An economic evaluation of estrous synchronization and timed artificial insemination in suckled beef cows.

Partial budget analysis was used to determine the economic outcome of estrus synchronization (ES) and timed artificial insemination (TAI) in commercial cow-calf production. Suckled beef cows (n = 1,197) from 8 locations were assigned randomly within each location to 1 of 2 treatment groups: 1) cows were inseminated artificially after synchronization of ovulation using the CO-Synch + CIDR protocol, which includes a 100-µg injection of GnRH (OvaCyst; TevaAnimal Health, St. Joseph, MO) when a controlled internal drug-releasing device (CIDR; Pfizer Animal Health, New York, NY) containing 1.38 g of progesterone was inserted.
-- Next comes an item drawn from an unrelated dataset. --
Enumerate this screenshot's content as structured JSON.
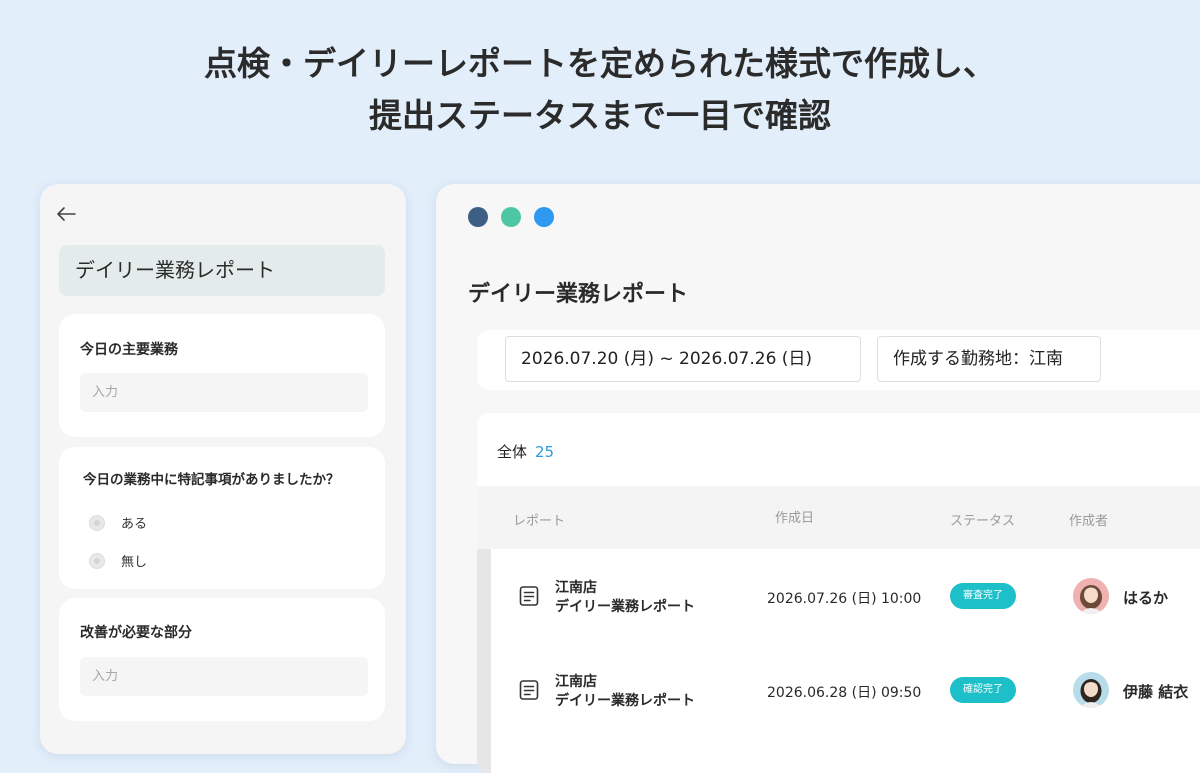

The CIDR was removed 7 d later, and cows received a 25-mg injection of PGF(2α) (PGF; Lutalyse; Pfizer Animal Health), followed in 66 h with TAI and a second 100-µg injection of GnRH (TAI; n = 582), and 2) cows were exposed to natural service (NS) without estrous synchronization (Control; n = 615). Within each herd, cows from both treatments were maintained together in similar pastures and were exposed to bulls 12 h after the last cow in the TAI treatment was inseminated. Overall, the percentage of cows exposed to treatments that subsequently weaned a calf was greater (P < 0.05) for TAI (84%) than Control (78%) cows. In addition, survival analysis demonstrated that cumulative calving distribution differed (P < 0.05) between the TAI and Control treatments. Weaning weights per cow exposed to treatments were greater (P < 0.01) for cows in the TAI treatment (193.4 ± 4.3 kg) than those cows in the Control treatment (175.9 ± 4.3 kg). Overall, increased returns plus decreased costs ($82.32) minus decreased returns plus increased costs ($33.18) resulted in a $49.14 advantage per exposed cow in the TAI treatment compared with the Control treatment. Location greatly influenced weaned calf weights, which may have been a result of differing management, nutrition, genetic selection, production goals, and environments. We concluded that ES and TAI had a positive economic impact on subsequent weaning weights of exposed cows.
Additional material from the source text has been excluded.